Frontotemporal Lobar degeneration with TDP-43 presenting as progressive supranuclear palsy syndrome.

OBJECTIVE

Frontotemporal lobar degeneration with TDP-43 pathology (FTLD) usually presents with frontotemporal dementia, semantic aphasia or progressive nonfluent aphasia. Corticobasal syndrome and atypical parkinsonism have been occasionally reported, but progressive supranuclear palsy (PSP) syndrome (also known as Richardson syndrome (RS)) has not been reported in patients with FTLD-TDP. In this study we report clinical and pathologic characteristics of FTLD-TDP, clinically diagnosed as PSP syndrome (FTLD-TDP-PSP).

METHODS

We reviewed clinical information of 270 patients with FTLD-TDP from the Mayo Clinic brain bank and identified 5 patients with FTLD-TDP-PSP. As a control group, we selected ten consecutive patients of pathologically confirmed PSP with clinical presentations of PSP syndrome (PSP-RS). We compared the clinical and pathological features of FTLD-TDP-PSP and PSP-RS.

RESULTS

The most common clinical symptoms in FTLD-TDP-PSP were memory loss (100%) followed by parkinsonism (80%), early falls (60%), and behavioral variant FTD (60%).

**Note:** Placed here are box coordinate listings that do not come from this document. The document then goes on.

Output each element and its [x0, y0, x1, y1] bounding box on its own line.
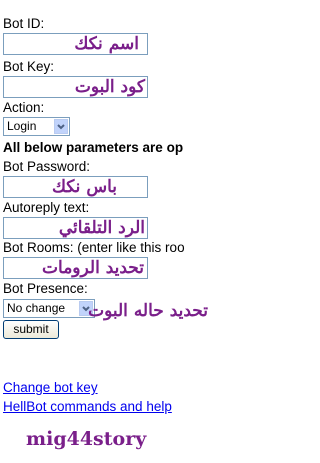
bot-rooms-input[interactable]: تحديد الرومات — [3, 257, 148, 279]
bot-key-annotation: كود البوت — [74, 77, 145, 97]
bot-presence-annotation: تحديد حاله البوت — [88, 301, 208, 321]
mig44story-watermark: mig44story — [26, 428, 147, 450]
autoreply-label: Autoreply text: — [3, 200, 90, 215]
action-label: Action: — [3, 100, 45, 115]
bot-password-input[interactable]: باس نكك — [3, 176, 148, 198]
change-bot-key-link[interactable]: Change bot key — [3, 380, 98, 395]
bot-password-annotation: باس نكك — [51, 177, 117, 197]
bot-rooms-annotation: تحديد الرومات — [42, 258, 144, 278]
bot-id-label: Bot ID: — [3, 16, 45, 31]
bot-key-label: Bot Key: — [3, 59, 55, 74]
autoreply-annotation: الرد التلقائي — [58, 218, 145, 238]
bot-rooms-label: Bot Rooms: (enter like this roo — [3, 240, 185, 255]
bot-presence-selected-value: No change — [7, 301, 66, 315]
bot-password-label: Bot Password: — [3, 159, 91, 174]
hellbot-commands-help-link[interactable]: HellBot commands and help — [3, 399, 172, 414]
optional-parameters-notice: All below parameters are op — [3, 140, 184, 155]
bot-id-input[interactable]: اسم نكك — [3, 33, 148, 55]
bot-id-annotation: اسم نكك — [74, 34, 139, 54]
bot-key-input[interactable]: كود البوت — [3, 76, 148, 98]
action-select[interactable]: Login — [3, 117, 70, 136]
submit-button[interactable]: submit — [3, 320, 59, 339]
autoreply-input[interactable]: الرد التلقائي — [3, 217, 148, 239]
chevron-down-icon[interactable] — [54, 119, 68, 134]
bot-presence-label: Bot Presence: — [3, 281, 88, 296]
action-selected-value: Login — [7, 119, 37, 133]
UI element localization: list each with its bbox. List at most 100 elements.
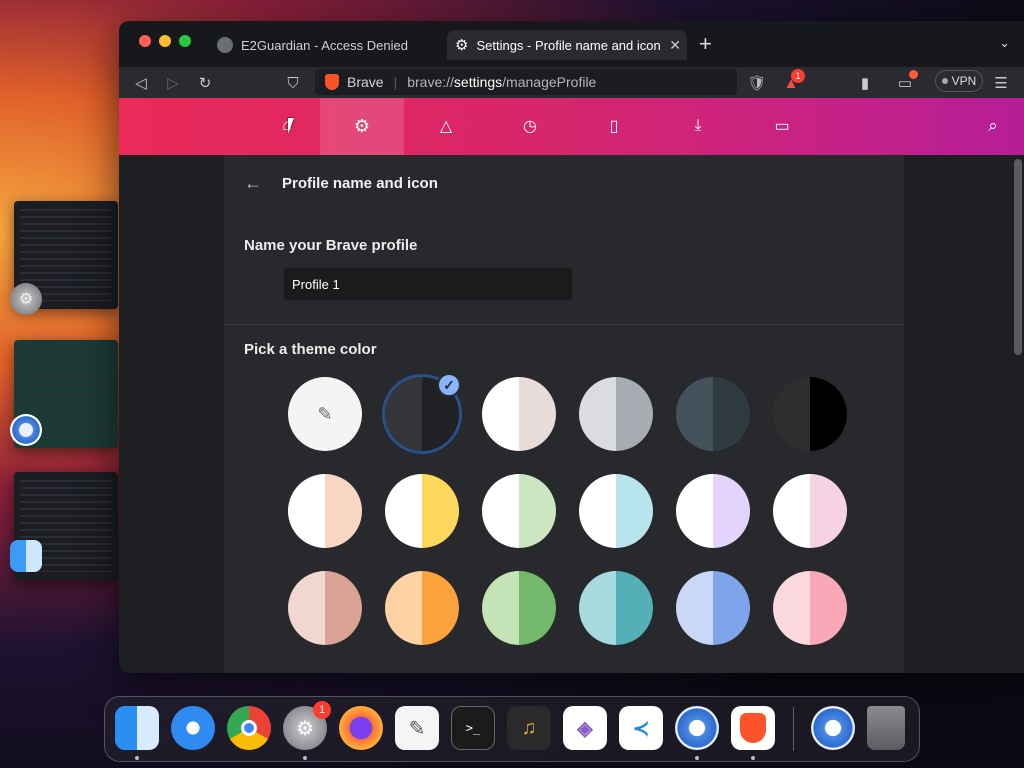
back-arrow-icon[interactable]: ← <box>244 173 262 194</box>
profile-name-input[interactable] <box>284 268 572 300</box>
swatch-left-half <box>676 571 713 645</box>
textedit-icon[interactable]: ✎ <box>395 706 439 750</box>
sidebar-toggle-icon[interactable]: ▮ <box>855 73 875 93</box>
tab-label: E2Guardian - Access Denied <box>241 37 408 53</box>
swatch-left-half <box>385 571 422 645</box>
theme-color-swatch[interactable] <box>288 474 362 548</box>
theme-color-swatch[interactable] <box>482 474 556 548</box>
theme-color-swatch[interactable] <box>385 571 459 645</box>
forward-button[interactable]: ▷ <box>163 73 183 93</box>
trash-icon[interactable] <box>867 706 905 750</box>
minimize-window-button[interactable] <box>159 35 171 47</box>
visual-studio-icon[interactable]: ◈ <box>563 706 607 750</box>
theme-color-swatch[interactable] <box>676 377 750 451</box>
vpn-status-dot <box>941 78 948 84</box>
finder-icon[interactable] <box>115 706 159 750</box>
running-indicator <box>303 756 307 760</box>
scrollbar[interactable] <box>1014 159 1022 355</box>
theme-color-swatch[interactable] <box>579 377 653 451</box>
browser-window: E2Guardian - Access Denied ⚙ Settings - … <box>119 21 1024 673</box>
close-tab-icon[interactable]: ✕ <box>669 37 681 54</box>
swatch-left-half <box>579 571 616 645</box>
theme-color-swatch[interactable] <box>288 571 362 645</box>
brave-lion-shape <box>740 713 766 743</box>
swatch-right-half <box>519 474 556 548</box>
tab-settings[interactable]: ⚙ Settings - Profile name and icon ✕ <box>447 30 687 60</box>
vpn-label: VPN <box>951 74 977 88</box>
nav-downloads-icon[interactable]: ⤓ <box>688 116 708 136</box>
nav-home-icon[interactable]: ⌂ <box>277 116 297 136</box>
swatch-left-half <box>773 474 810 548</box>
chromium-recent-icon[interactable] <box>811 706 855 750</box>
swatch-right-half <box>519 377 556 451</box>
swatch-right-half <box>422 571 459 645</box>
terminal-icon[interactable]: >_ <box>451 706 495 750</box>
url-path: /manageProfile <box>502 74 597 90</box>
reload-button[interactable]: ↻ <box>195 73 215 93</box>
chromium-icon[interactable] <box>675 706 719 750</box>
back-button[interactable]: ◁ <box>131 73 151 93</box>
swatch-left-half <box>676 377 713 451</box>
mouse-cursor <box>288 118 294 134</box>
bookmark-icon[interactable]: ⛉ <box>283 73 303 93</box>
garageband-icon[interactable]: ♫ <box>507 706 551 750</box>
swatch-left-half <box>773 377 810 451</box>
new-tab-button[interactable]: + <box>699 31 712 57</box>
tab-e2guardian[interactable]: E2Guardian - Access Denied <box>209 30 443 60</box>
nav-wallet-icon[interactable]: ▭ <box>772 116 792 136</box>
nav-settings-gear-icon[interactable]: ⚙ <box>352 116 372 136</box>
brave-icon[interactable] <box>731 706 775 750</box>
tab-list-chevron-icon[interactable]: ⌄ <box>999 35 1010 51</box>
vscode-icon[interactable]: ≺ <box>619 706 663 750</box>
url-brand: Brave <box>347 74 384 90</box>
firefox-icon[interactable] <box>339 706 383 750</box>
swatch-right-half <box>713 474 750 548</box>
settings-badge: 1 <box>313 701 331 719</box>
swatch-left-half <box>482 571 519 645</box>
theme-color-swatch[interactable]: ✎ <box>288 377 362 451</box>
safari-icon[interactable]: ✦ <box>171 706 215 750</box>
brave-shields-icon[interactable]: 🛡 <box>747 73 767 93</box>
theme-color-swatch[interactable] <box>579 571 653 645</box>
nav-history-icon[interactable]: ◷ <box>520 116 540 136</box>
nav-search-icon[interactable]: ⌕ <box>983 116 1003 136</box>
tab-label: Settings - Profile name and icon <box>476 37 661 53</box>
finder-icon <box>10 540 42 572</box>
close-window-button[interactable] <box>139 35 151 47</box>
theme-color-swatch[interactable] <box>676 571 750 645</box>
url-separator: | <box>393 74 398 90</box>
nav-rewards-icon[interactable]: △ <box>436 116 456 136</box>
name-heading: Name your Brave profile <box>244 237 418 254</box>
url-host: settings <box>453 74 503 90</box>
maximize-window-button[interactable] <box>179 35 191 47</box>
page-title: Profile name and icon <box>282 175 438 192</box>
vpn-button[interactable]: VPN <box>935 70 983 92</box>
swatch-right-half <box>713 571 750 645</box>
section-divider <box>224 324 904 325</box>
theme-color-swatch[interactable] <box>676 474 750 548</box>
swatch-right-half <box>810 571 847 645</box>
gear-icon: ⚙ <box>455 37 469 54</box>
theme-color-swatch[interactable] <box>773 377 847 451</box>
swatch-left-half <box>579 377 616 451</box>
theme-color-swatch[interactable] <box>773 571 847 645</box>
swatch-right-half <box>616 571 653 645</box>
running-indicator <box>751 756 755 760</box>
nav-bookmarks-icon[interactable]: ▯ <box>604 116 624 136</box>
dock-separator <box>793 707 794 751</box>
swatch-left-half <box>676 474 713 548</box>
running-indicator <box>695 756 699 760</box>
theme-color-swatch[interactable] <box>579 474 653 548</box>
chrome-icon[interactable] <box>227 706 271 750</box>
theme-color-swatch[interactable] <box>773 474 847 548</box>
menu-icon[interactable]: ☰ <box>991 73 1011 93</box>
selected-check-icon: ✓ <box>437 373 461 397</box>
tab-bar: E2Guardian - Access Denied ⚙ Settings - … <box>119 21 1024 67</box>
swatch-right-half <box>713 377 750 451</box>
theme-color-swatch[interactable] <box>482 377 556 451</box>
theme-color-swatch[interactable] <box>385 474 459 548</box>
theme-color-swatch[interactable] <box>482 571 556 645</box>
dock: ✦ ⚙ 1 ✎ >_ ♫ ◈ ≺ <box>104 696 920 762</box>
address-bar[interactable]: Brave | brave://settings/manageProfile <box>315 69 737 95</box>
swatch-right-half <box>519 571 556 645</box>
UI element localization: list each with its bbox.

All patients with PSP-RS met the Movement Disorder Society's criteria for probable PSP, while only one FTLD-TDP-PSP met the probable PSP. Two of the five patients with FTLD-TDP-PSP had moderate or severe neuronal loss in the substantia nigra and one had moderate or severe neuronal loss in the putamen and globus pallidus.

CONCLUSION

A small subset of patients with FTLD-TDP can, in rare instances, present with symptoms associated with PSP. Therefore, FTLD-TDP may be considered in differential diagnosis, especially in patients who do not meet the diagnostic criteria. Our findings emphasize the need for further clinical and biomarker studies of FTLD-TDP.